The adsorption of NO on Ru(001) and its co-adsorption with oxygen studied by vibrational spectroscopy

Abstract The adsorption of NO on Ru(001), and its co-adsorption with oxygen, has been studied by LEED, TPD, EELS and IRAS (with particular emphasis on the vibrational spectroscopies) over a wide range of temperatures. It has been well established (ref.1,2) that the adsorption of NO on Ru(001) at room temperature is initially dissociative with molecular adsorption taking place only after a dissociative layer is formed. It therefore seemed appropriate to study the effect of oxygen co-adsorption on the adsorption of NO under well defined conditions. The dissociation layer is characterized by a (2x2) LEED structure and is found to influence the subsequent molecular adsorption of NO in exactly the same way as a saturated, pre-chemisorbed layer of oxygen.

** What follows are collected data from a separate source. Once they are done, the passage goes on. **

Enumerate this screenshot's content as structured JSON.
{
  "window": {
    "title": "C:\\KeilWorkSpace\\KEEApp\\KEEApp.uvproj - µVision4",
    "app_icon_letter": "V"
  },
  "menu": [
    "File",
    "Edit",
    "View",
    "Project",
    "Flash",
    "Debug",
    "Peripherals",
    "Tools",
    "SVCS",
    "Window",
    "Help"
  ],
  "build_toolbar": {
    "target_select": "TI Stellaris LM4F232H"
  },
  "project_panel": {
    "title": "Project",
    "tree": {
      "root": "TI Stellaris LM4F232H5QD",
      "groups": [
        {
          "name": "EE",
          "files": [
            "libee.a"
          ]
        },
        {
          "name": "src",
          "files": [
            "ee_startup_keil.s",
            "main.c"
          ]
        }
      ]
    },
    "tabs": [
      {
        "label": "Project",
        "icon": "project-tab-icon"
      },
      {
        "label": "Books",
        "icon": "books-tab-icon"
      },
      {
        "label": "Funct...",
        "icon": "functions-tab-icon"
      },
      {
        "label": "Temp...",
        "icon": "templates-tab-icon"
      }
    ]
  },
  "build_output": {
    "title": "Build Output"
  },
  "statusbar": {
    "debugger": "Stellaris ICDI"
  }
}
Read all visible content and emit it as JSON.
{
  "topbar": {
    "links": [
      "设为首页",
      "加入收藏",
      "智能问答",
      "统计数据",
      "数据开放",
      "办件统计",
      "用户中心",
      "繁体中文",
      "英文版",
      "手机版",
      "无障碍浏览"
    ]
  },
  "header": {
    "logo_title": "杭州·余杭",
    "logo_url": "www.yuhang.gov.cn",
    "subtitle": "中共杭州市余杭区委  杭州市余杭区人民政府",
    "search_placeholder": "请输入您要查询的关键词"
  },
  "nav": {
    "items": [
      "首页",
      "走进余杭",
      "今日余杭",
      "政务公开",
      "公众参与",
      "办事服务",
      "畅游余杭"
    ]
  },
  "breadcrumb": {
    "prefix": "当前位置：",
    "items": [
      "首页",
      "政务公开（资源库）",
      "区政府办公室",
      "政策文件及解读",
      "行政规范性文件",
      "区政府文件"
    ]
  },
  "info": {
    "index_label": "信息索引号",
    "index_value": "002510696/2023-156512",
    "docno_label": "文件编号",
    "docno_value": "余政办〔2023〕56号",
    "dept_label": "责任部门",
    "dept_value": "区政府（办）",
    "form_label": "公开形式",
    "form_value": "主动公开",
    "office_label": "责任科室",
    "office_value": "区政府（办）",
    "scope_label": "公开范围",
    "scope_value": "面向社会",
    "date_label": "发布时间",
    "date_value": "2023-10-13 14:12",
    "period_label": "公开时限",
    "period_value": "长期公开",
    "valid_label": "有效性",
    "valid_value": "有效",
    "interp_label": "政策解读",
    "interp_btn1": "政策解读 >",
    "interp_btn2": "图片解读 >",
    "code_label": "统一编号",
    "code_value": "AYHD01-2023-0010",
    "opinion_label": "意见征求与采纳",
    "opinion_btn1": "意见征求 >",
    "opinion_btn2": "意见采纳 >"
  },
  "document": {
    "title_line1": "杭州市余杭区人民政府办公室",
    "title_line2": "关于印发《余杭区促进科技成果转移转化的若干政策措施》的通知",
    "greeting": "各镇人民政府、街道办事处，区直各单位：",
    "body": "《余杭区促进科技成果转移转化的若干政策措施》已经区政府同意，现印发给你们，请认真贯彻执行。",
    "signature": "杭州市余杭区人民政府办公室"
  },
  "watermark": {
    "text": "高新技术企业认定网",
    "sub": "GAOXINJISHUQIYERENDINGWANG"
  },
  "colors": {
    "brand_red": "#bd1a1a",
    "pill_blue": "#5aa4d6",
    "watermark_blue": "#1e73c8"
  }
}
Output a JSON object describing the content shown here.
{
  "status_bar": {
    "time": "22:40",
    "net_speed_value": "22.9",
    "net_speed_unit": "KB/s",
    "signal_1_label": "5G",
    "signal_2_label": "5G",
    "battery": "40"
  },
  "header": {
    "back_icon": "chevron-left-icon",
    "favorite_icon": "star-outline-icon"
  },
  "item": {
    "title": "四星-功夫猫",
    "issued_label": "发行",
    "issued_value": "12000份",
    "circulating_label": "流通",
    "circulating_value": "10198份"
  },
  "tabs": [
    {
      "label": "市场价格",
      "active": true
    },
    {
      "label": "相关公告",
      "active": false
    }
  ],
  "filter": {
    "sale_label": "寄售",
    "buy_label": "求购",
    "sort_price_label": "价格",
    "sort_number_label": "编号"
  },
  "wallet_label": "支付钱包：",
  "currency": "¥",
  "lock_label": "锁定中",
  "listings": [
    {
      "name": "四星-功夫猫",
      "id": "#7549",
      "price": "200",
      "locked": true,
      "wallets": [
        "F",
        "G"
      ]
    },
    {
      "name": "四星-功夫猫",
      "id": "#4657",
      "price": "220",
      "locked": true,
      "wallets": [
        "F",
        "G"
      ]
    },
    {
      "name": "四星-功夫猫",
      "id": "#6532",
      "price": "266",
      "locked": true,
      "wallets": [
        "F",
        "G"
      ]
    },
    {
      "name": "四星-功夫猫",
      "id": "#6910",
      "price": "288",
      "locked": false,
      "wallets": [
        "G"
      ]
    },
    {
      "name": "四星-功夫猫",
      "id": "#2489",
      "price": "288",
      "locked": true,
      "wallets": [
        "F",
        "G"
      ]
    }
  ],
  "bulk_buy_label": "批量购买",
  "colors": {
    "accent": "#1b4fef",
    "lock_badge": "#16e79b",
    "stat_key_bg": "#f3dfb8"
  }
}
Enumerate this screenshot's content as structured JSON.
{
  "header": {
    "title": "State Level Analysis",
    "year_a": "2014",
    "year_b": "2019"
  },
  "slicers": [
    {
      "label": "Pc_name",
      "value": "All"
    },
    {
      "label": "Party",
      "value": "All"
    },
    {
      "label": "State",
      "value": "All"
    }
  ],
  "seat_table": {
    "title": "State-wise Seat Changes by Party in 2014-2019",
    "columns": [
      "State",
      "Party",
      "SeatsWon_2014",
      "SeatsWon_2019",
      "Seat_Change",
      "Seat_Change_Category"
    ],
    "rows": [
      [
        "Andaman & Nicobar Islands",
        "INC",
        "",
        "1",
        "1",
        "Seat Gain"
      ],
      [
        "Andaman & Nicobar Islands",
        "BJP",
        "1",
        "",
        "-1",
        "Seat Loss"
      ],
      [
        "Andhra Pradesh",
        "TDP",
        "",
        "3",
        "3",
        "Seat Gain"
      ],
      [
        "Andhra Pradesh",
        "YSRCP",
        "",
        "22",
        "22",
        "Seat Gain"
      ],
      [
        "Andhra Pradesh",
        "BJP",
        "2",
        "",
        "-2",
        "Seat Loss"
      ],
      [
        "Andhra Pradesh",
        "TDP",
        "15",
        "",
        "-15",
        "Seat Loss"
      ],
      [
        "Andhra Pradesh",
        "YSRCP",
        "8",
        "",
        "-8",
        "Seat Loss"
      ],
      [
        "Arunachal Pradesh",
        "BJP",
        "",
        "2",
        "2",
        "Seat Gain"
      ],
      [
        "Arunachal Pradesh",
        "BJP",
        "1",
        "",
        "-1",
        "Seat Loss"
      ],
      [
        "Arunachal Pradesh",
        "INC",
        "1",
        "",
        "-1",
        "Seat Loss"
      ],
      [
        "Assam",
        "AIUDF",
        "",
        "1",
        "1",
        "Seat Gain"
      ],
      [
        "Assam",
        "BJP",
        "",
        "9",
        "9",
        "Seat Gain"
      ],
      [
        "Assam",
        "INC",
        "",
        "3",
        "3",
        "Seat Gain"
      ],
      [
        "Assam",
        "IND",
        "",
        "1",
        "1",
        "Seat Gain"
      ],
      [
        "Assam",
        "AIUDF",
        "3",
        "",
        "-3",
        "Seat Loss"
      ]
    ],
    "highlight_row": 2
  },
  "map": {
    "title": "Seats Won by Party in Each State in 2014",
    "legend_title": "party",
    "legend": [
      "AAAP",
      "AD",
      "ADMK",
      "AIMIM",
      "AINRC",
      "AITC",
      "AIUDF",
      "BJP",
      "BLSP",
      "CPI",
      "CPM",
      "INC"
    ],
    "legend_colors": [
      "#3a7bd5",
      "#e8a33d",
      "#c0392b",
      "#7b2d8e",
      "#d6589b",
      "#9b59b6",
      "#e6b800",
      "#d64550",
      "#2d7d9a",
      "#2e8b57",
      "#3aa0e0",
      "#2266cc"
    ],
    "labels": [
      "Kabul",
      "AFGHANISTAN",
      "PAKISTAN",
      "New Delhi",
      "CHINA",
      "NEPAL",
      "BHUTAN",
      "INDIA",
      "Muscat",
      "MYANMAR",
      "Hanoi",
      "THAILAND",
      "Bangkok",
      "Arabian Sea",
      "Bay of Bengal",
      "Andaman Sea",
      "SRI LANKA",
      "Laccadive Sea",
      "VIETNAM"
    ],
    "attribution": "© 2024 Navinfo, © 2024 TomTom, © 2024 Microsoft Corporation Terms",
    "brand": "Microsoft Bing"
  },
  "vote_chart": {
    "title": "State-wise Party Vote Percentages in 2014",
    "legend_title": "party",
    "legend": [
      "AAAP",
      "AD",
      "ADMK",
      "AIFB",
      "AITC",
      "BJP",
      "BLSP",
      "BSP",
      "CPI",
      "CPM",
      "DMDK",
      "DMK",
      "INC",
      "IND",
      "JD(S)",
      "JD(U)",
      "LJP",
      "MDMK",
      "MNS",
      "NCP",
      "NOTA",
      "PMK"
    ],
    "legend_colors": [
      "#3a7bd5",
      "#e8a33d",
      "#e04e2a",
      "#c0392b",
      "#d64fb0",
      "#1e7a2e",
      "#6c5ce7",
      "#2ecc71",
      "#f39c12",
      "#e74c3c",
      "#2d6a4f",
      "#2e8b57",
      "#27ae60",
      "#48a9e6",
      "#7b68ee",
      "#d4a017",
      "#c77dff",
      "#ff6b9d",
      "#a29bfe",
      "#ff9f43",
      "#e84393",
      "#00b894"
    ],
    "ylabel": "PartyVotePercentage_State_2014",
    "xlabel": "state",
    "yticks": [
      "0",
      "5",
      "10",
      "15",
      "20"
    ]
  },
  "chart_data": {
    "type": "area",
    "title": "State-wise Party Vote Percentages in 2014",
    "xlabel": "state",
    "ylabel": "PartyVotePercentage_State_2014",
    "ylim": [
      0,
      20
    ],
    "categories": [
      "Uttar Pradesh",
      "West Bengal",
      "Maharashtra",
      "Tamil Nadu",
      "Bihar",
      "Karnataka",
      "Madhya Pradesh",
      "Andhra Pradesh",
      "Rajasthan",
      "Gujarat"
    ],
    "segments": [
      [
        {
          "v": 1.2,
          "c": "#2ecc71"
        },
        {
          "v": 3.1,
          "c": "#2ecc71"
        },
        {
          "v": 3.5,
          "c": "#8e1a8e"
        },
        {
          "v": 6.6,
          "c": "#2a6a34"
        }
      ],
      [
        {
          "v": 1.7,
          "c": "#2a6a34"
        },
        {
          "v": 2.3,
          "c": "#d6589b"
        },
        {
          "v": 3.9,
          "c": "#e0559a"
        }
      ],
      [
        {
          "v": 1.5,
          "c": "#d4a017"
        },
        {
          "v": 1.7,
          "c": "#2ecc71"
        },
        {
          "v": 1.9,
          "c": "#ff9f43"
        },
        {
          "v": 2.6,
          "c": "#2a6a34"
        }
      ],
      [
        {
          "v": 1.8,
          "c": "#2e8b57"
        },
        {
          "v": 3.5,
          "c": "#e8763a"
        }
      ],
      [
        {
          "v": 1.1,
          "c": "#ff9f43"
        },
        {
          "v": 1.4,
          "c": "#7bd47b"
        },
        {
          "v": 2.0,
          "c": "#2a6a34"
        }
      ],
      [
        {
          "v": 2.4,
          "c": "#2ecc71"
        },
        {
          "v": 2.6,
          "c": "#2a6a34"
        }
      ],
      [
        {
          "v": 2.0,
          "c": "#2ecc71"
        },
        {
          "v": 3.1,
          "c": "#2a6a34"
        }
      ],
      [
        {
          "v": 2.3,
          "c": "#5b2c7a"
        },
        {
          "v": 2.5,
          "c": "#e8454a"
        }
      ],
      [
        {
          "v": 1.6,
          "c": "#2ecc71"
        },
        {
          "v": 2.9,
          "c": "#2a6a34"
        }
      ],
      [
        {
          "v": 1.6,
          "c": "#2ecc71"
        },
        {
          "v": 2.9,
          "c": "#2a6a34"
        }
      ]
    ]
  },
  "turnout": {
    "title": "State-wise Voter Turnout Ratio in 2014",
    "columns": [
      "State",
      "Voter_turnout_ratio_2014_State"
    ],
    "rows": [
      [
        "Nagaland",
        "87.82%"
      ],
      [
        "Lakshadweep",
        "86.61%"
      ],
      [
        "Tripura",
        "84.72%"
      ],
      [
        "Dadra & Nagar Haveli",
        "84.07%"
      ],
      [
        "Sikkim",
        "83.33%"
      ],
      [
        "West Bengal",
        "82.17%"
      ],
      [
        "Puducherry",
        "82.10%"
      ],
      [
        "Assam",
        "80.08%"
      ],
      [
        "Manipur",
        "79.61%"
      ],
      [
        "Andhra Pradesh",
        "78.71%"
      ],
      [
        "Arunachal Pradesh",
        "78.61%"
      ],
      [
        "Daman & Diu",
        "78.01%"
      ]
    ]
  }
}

One effect of oxygen co-adsorption is to suppress the ν 1 intensity in the desorption spectra (ref.1) (the ν 2 peak remains essentially unchanged), while simultaneously producing a new TPD peak of NO ( p 1 (O)) with lower binding energy. In the corresponding EELS spectra these two species ( ν 1 and ν (O)) are clearly distinguished. Our inability to observe anything other than the absorption band at ∼1800cm −1 in the IRAS experiments led us to repeat the EELS experiments (ref.2) together with TPD to elucidate more clearly the nature of the ν 1 molecular species (ref.1). The results indicate that the adsorption of NO at low temperature (∼95K) initially produces a species of NO with an N-O stretch frequency of 1400cm −1 . This is the only species observed up to an exposure of 0.5 Langmuirs, and on warming to room temperature it dissociates completely to produce the (2x2) pattern described above. Pre-adsorption of oxygen prevents the formation of this species of NO. Only subsequent to the saturation of this species during adsorption at low temperature do two bands at ∼ 1490cm −1 and ∼ 1810cm −1 , associated with the ν 1 and ν 2 molecular species (ref.1), appear. We suggest that the low temperature, low coverage species is lying down, and the molecular species ν 1 and ν 2 are both adsorbed on “on top” sites but corresponding to the bent and linear forms of the NO molecule, respectively.